Apropos rewriting history, Italian troops didn't bring flowers to the Ethiopians, did they?
You clearly haven't been reading my posts. The slaughter of other men for resources and "ancestral" lands and the rape of women as an act of war are horrors as old as man and as recent as the war in the Balkans a few decades ago.
Nor are my comments about differing impact because of the use of modern technology and transport.
My point is that Nazism was an ideology which had as one of its central tenets that there are superior peoples and people who are not quite human, and that the wealth, territory etc. that these untermenschen or "not quite human" people possess are therefore ripe for the taking. Indeed, the very existence of this different "breed" of human is an affront and a danger if they are allowed to mix with the ubermenschen and so it is a goal, an ultimate good and moral imperative to exterminate them.
Please tell me of another country, especially another European country, where such beliefs were adopted so readily and by such huge proportions, or where such a huge proportion of the population was so craven that there was virtually NO resistance to it.
So, no, it's absolutely not just about "impact".
It's about whether there was a clear, deliberate, intention, an ideological imperative to exterminate whole groups of people which was methodically planned and carried out. The only close parallel which occurs to me at the moment is the Armenian genocide and even that is not really analogous.

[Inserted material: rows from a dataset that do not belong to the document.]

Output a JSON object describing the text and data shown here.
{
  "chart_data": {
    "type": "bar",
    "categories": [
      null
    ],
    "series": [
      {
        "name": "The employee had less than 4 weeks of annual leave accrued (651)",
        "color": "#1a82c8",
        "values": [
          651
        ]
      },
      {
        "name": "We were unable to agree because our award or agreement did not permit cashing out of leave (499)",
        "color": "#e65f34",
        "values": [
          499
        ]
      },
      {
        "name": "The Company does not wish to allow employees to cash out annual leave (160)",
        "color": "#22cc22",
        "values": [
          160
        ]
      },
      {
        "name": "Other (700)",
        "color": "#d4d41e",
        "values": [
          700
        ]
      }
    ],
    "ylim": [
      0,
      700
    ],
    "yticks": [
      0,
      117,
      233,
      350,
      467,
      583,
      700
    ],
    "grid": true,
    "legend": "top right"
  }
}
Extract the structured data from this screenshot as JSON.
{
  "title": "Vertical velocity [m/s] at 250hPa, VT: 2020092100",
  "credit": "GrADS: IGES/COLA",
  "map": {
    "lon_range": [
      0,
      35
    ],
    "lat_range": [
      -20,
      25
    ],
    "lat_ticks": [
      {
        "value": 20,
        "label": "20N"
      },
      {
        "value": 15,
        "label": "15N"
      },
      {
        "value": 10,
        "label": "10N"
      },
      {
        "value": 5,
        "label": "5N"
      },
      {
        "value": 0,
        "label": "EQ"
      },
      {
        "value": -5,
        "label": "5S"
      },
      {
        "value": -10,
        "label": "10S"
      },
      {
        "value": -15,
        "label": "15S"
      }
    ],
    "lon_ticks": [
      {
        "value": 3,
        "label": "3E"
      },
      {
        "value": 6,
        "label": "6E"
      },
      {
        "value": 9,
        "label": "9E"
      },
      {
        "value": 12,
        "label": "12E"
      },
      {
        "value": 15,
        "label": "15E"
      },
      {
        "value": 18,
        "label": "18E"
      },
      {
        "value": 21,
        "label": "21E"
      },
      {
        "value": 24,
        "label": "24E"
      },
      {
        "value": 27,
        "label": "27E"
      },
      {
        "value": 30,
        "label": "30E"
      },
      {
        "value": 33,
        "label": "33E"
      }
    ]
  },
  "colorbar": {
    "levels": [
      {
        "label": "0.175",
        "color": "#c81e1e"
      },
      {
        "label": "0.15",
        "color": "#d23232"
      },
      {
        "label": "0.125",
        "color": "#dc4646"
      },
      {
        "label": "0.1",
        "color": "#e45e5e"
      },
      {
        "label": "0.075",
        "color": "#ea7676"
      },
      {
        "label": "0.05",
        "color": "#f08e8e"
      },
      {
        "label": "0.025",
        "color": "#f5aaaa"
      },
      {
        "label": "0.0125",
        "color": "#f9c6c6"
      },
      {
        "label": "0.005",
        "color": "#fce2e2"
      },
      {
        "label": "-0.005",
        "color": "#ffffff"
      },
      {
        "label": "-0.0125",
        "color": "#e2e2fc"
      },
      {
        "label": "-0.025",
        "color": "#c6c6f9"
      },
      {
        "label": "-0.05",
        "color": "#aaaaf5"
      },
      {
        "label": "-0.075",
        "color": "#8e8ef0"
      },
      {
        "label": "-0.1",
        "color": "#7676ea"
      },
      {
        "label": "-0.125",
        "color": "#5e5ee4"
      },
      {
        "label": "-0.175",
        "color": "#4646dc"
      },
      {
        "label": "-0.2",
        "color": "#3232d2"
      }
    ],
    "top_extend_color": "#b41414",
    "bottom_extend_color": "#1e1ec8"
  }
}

I'm also talking about mobilizing large segments of ordinary people for murder. There will always be psychopaths and sociopaths in any country. If you're going to be able to succeed in putting into practice a mass extermination of millions of people, you're going to need to mobilize a large percentage of your country for murder, and the rest of the populace is going to have to just stand by.

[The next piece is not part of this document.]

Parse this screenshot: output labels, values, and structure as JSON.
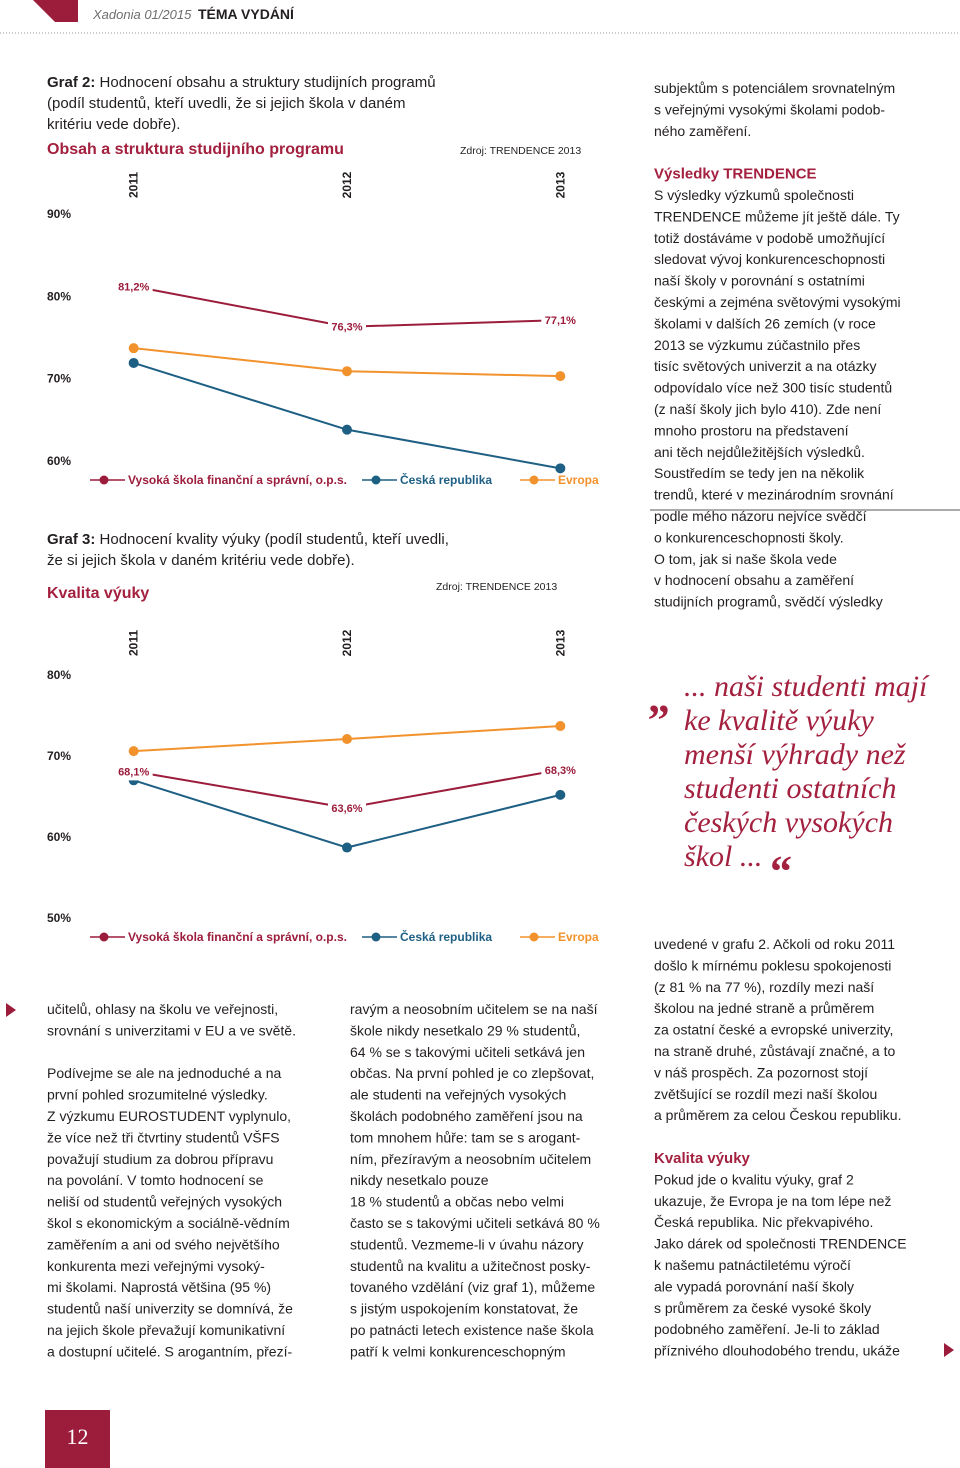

The question is whether there are differences between groups of people or cultures. I believe people, their genetic predispositions, are partly responsible for culture. Historical experiences are definitely another factor. Whichever is at play and in what percentages varies.There was NO resistance whatsoever in Germany. In eastern Europe most of the camps were partly staffed by locals. Sale of Jews for a loaf of bread was commonplace. Priests preached the Jew were Christ killers and brought this on themselves. That's why extermination camps were built in Germany and countries in the east. The German planners talked about it openly. It's all there in the records.
What's at play here? Is it more territorialism, more hatred of the other? Is it a character trait where people are more often blindly obedient to any authority figures? Is it the presence of more people who lack empathy? Is it a question of group loyalty versus individual connections, i.e. the Jewish grocer down the street who has always been kind to you?
All I know is that there are definite differences.
Is Italy's misguided attempt to colonize Ethiopia supposed to be a gotcha moment? That's not logical. I've already stated in this very thread that of course there were some Italian fascists who went along with the Germans once they came in and set up the puppet government in Northern Italy. Each and every one of them should have been hung, along with any partisans who might have committed atrocities. You really think I'm the kind of person who would excuse such activities because it was a countryman who committed them?
I've also often stated that the Ethiopian campaign is a blot on Italian history. No country is free of them. It's much easier, however, as anyone should understand, to drop a bomb from a plane than to stand in front of women and children and old people and set fire to them as you look them in the face and hear their screams and pleas for mercy.
Plus, that's a tangent. The question is whether it is easier in some countries and cultures to mobilize the entire population into either active participation in a killing frenzy or slavish adherence to the "group" imperative, or both.